Dites-moi ce que vous inspire ce sujet, et si vous vous sentez concerné(e)s par cela. Avez-vous des conseils à partager ? Des échecs/découragements à confier ? Des petites satisfactions qui vous rendent fiers/fières vous aussi ?

Be green, be proud – part 1

Prologue : ce billet me tient à coeur, cela fait des semaines que j’y pense, que j’essaie de trouver dans ma tête comment aborder ce sujet, comment vous expliquer ce qui se passe dans mon esprit, comment vous motiver, comment vous convaincre si ce n’est déjà fait… En le rédigeant, je m’aperçois que je dois creuser plus que je ne le croyais, et pour éviter que cet article ne soit trop indigeste, je vais le scinder en plusieurs parties, sans doute deux, peut-être trois si vraiment je suis trop prolixe. Si vous aimez lire ce blog, alors s’il vous plaît, faites moi ce plaisir, lisez cette série de billets (oui, je fais du chantage affectif ^-^). Le sujet est trop important et dans ces articles je vais mettre beaucoup de moi-même, de mon temps et de ma personne, j’espère qu’ils ne resteront pas lettres mortes. N’oubliez pas : il n’y a pas de petits gestes, il ne faut pas se décourager face à l’ampleur de la tâche, ni se croire seul face au problème. On fait partie d’un tout, et notre comportement peut tout changer, on peut être la goutte qui fait déborder le vase, on peut être la plume qui fait pencher la balance… Je suis heureuse d’avoir ce blog pour pouvoir partager aussi ce genre de choses avec vous, et utiliser cet espace d’expression comme une véritable tribune qui me donnera peut-être l’opportunité de toucher un peu plus de monde… 

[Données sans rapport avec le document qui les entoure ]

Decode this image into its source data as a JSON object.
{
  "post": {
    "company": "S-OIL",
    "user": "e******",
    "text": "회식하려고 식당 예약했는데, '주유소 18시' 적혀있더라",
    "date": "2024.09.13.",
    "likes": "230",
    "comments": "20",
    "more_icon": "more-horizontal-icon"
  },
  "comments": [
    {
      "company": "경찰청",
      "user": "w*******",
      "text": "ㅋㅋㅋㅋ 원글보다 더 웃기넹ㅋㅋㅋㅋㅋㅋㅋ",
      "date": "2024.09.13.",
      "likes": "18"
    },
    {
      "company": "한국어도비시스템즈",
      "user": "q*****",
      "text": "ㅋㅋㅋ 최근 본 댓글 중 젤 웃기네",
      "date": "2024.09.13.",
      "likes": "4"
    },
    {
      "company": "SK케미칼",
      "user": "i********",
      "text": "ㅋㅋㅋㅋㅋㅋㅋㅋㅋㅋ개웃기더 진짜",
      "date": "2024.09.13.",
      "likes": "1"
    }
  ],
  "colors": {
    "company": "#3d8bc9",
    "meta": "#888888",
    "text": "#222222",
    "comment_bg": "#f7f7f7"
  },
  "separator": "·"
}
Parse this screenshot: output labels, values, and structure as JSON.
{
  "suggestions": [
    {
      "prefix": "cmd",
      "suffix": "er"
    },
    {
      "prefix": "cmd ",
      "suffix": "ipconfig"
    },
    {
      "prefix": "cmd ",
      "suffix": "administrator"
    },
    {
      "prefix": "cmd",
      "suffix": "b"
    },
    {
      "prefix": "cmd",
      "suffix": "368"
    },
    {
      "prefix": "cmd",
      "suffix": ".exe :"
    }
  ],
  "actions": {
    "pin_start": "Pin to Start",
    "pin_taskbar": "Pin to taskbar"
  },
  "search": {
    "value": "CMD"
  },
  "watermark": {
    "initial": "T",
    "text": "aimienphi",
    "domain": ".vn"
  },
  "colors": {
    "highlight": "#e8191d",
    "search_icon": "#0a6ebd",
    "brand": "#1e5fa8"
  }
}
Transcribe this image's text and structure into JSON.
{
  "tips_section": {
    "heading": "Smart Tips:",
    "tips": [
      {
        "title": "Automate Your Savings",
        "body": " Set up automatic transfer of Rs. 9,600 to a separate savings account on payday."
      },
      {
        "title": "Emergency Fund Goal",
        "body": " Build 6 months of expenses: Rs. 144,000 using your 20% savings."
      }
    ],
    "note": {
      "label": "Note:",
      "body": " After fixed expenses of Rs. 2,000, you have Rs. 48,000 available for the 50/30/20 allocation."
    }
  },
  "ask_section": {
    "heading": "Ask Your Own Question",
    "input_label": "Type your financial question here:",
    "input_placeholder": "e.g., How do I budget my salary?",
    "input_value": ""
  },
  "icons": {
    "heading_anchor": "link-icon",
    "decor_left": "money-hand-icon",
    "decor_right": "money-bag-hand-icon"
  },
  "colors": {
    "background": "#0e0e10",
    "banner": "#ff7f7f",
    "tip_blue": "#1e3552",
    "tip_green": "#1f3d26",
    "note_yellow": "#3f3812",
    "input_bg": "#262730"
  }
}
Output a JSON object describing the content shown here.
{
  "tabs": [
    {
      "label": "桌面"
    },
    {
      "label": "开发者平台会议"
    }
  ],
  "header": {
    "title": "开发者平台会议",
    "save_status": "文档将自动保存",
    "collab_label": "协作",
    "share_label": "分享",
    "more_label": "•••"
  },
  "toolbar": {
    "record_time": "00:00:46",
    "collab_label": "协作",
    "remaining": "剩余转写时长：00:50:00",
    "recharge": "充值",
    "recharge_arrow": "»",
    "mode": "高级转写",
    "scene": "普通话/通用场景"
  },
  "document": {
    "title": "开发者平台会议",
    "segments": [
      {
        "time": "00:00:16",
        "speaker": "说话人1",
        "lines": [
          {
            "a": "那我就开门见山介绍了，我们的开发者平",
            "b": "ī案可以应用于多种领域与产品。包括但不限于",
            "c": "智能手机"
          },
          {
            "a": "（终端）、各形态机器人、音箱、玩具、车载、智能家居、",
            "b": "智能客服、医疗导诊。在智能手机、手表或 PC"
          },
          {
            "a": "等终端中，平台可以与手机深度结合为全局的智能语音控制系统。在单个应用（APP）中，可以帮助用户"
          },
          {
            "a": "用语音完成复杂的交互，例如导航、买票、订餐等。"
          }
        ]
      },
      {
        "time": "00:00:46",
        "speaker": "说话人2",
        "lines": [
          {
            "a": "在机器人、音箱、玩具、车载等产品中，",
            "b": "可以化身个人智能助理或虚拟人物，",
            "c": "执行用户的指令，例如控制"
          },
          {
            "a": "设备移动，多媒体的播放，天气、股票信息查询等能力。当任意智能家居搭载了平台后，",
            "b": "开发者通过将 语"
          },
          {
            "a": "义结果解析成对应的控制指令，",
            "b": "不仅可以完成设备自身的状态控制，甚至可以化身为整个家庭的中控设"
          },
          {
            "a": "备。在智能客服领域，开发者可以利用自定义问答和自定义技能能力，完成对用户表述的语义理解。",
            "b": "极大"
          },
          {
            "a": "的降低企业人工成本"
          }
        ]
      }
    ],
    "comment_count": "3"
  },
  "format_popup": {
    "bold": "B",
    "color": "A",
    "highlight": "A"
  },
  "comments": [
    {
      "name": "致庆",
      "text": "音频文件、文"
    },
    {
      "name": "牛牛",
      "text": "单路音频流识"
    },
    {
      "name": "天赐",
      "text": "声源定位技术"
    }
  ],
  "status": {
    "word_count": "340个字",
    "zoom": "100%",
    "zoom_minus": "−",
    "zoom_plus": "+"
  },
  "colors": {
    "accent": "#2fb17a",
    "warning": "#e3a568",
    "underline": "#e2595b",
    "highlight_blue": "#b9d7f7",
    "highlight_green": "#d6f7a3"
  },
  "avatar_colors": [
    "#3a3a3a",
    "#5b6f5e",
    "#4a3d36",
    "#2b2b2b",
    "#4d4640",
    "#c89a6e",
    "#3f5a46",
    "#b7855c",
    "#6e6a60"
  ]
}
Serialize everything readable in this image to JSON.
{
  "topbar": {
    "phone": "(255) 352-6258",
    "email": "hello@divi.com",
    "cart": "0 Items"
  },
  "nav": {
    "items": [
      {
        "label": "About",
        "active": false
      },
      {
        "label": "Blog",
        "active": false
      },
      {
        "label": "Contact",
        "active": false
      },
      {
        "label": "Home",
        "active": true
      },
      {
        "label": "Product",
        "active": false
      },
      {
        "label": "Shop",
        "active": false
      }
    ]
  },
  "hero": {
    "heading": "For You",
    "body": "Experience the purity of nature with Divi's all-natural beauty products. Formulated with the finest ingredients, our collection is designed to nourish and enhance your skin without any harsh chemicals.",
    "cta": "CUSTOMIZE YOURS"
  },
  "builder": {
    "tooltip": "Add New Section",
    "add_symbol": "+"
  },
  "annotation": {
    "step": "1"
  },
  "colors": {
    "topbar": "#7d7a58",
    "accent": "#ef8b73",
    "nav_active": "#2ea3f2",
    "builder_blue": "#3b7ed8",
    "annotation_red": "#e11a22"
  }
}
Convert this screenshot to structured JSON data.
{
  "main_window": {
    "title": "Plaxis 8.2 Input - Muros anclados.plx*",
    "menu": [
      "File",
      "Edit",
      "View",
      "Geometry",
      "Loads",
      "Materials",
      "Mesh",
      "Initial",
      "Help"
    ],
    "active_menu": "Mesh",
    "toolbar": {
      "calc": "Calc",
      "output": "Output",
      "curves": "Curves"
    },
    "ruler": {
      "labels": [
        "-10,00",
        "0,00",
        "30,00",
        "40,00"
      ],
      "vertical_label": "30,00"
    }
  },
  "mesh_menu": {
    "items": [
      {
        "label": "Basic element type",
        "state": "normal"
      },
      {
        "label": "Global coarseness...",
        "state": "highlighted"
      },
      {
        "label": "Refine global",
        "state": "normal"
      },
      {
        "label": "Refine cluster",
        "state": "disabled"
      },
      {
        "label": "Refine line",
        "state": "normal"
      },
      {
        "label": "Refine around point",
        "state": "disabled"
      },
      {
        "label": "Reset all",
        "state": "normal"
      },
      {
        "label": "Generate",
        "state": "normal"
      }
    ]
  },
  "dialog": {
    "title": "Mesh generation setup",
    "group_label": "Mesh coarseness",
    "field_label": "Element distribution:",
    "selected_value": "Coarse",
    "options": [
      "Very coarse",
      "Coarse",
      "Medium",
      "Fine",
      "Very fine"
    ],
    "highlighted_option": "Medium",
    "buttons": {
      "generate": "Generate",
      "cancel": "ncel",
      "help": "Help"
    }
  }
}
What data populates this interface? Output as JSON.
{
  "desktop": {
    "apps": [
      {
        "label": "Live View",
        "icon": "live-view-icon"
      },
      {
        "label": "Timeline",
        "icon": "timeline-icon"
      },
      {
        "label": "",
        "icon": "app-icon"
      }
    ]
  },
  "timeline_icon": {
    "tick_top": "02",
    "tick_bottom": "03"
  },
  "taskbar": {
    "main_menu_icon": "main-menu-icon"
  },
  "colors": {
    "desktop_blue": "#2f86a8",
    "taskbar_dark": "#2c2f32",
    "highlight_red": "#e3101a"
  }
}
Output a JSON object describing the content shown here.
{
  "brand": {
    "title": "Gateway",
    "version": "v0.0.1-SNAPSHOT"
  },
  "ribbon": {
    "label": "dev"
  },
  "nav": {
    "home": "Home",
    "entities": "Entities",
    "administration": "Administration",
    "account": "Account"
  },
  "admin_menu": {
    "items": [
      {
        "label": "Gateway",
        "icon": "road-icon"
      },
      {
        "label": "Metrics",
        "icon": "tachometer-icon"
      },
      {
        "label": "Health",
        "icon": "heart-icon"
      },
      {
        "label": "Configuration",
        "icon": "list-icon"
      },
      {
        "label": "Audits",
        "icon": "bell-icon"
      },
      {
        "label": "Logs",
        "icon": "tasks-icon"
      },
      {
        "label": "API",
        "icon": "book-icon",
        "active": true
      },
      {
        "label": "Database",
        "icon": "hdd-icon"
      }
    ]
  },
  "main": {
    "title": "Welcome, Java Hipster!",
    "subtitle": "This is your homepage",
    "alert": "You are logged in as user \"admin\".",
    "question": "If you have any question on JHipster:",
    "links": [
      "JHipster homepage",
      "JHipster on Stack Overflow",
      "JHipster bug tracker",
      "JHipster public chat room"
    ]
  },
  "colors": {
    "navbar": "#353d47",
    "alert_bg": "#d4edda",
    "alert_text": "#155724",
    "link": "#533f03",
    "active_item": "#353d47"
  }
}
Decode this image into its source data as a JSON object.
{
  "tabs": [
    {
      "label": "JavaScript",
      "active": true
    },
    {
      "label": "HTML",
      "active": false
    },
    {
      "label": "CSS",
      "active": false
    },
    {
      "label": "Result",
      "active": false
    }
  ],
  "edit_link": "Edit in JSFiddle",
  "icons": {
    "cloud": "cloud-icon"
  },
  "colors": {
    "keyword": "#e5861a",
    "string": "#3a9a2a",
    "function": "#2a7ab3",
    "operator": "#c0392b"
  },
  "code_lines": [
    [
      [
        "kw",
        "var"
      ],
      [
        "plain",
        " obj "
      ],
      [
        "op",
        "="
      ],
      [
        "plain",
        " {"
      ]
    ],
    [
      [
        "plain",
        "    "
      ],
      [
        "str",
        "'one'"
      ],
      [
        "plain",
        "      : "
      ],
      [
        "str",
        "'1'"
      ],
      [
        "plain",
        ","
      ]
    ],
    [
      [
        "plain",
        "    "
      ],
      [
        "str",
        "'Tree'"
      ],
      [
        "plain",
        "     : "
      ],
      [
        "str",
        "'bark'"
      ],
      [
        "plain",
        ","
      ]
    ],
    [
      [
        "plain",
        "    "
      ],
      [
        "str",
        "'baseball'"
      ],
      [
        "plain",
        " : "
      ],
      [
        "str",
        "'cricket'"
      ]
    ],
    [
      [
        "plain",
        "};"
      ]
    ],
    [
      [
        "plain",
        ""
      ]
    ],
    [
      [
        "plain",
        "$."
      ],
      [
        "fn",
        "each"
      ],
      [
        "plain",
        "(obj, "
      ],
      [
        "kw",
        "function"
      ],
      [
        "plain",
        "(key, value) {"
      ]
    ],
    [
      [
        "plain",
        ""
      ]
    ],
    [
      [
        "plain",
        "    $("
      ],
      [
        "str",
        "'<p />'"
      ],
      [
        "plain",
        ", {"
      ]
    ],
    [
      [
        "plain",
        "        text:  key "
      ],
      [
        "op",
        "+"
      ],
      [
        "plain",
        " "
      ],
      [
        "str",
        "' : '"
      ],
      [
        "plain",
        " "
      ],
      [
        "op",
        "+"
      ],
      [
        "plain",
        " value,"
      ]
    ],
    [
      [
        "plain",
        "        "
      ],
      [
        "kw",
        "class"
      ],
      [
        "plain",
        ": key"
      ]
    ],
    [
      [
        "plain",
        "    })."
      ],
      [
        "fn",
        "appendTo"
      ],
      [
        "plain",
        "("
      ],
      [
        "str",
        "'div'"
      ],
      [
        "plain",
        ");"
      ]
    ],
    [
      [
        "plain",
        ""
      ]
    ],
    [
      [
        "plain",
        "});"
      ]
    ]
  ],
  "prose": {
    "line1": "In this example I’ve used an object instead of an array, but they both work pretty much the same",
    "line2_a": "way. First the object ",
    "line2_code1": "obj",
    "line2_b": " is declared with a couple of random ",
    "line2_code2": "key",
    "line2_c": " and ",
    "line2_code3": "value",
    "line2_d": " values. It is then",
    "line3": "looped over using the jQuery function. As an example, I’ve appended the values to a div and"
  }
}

Commencer par le commencement : la prise de conscience

En 2014, rappelez-vous, je suis partie deux mois pour un genre de tour du monde accéléré : Sydney – Nouvelle-Zélande – Tahiti – Côte Ouest des Etats-Unis. Ce voyage a été un électrochoc pour moi, il m’a fait prendre conscience de tout un tas de choses me concernant, mais aussi (surtout) extérieures à moi-même. La Nouvelle-Zélande, surtout, m’a énormément marquée. Pour l’anecdote, c’est Robinson qui tenait absolument à passer par la NZ, alors que moi je me serais bien contentée de faire une escale plus longue en Australie et d’y parcourir la côté des surfeurs (forcément, ah ah…). Heureusement, l’organisation des voyages, c’est toujours lui qui s’y colle, je lui laisse volontiers les rennes, aussi je n’ai pas insisté et la NZ a figuré sur notre tour. THANKS GOD !! C’est ainsi que je me suis retrouvée à parcourir ces 2 îles à l’autre bout du monde, en camping-car, durant un mois, et que je me suis pris la claque de ma vie.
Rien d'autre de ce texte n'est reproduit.